Cet aspect individualiste joue de nouveau un rôle d'importance dans la deuxième phase (à partir des années quatre-vingts). Contrairement à la première phase, pendant laquelle le renversement des formes traditionnelles était un sujet important, De Ruiter reprend au besoin des éléments conventionnels de la musique, ce qui contribue à la réussite de la communication avec l'auditeur.
Cela s'applique notamment à Square de 1988, une pièce pour orgue en quatre parties et à l'oeuvre pour orgue composée après.
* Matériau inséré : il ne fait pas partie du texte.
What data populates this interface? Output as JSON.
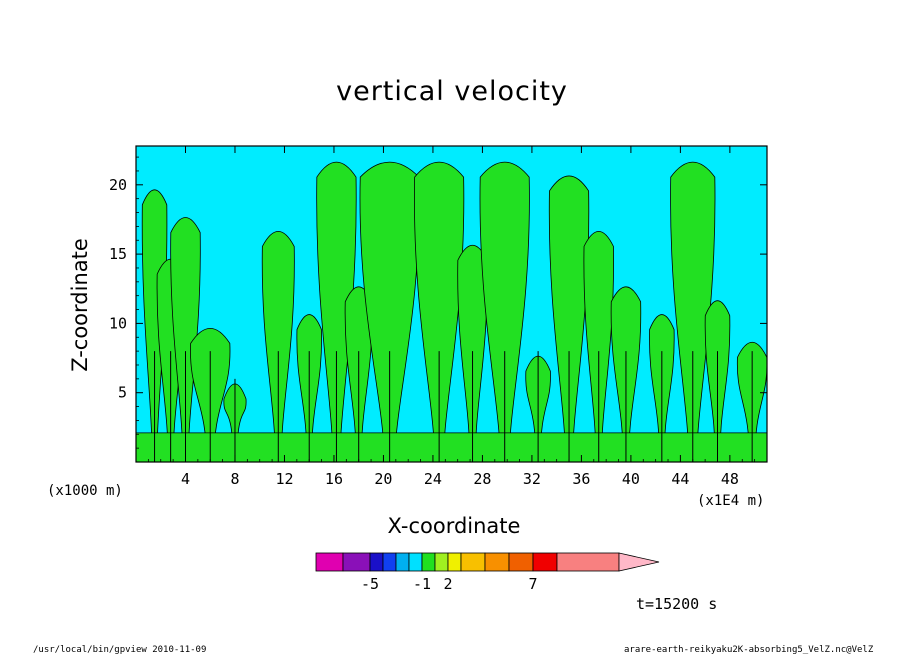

Dans ses compositions pour orgue De Ruiter a pour but de libérer l'orgue des liens avec la tradition ecclésiastique, de séculariser l'orgue. La combinaison de l'orgue avec d'autres instruments est une des manières d'y arriver. Il a appliqué ce principe dans des compositions comme OKS (1994) et Whim pour violon et orgue (1997).
Malgré cette aspiration à la sécularisation l'oeuvre pour orgue la plus récente de De Ruiter, comme O Mensch, erfreu' dein Sünde gross (2006), a une dimension religieuse prenant sa source au mécontentement de la foi chrétienne traditionnelle. Dans cette composition De Ruiter traite de façon ironique le problème du bien et du mal.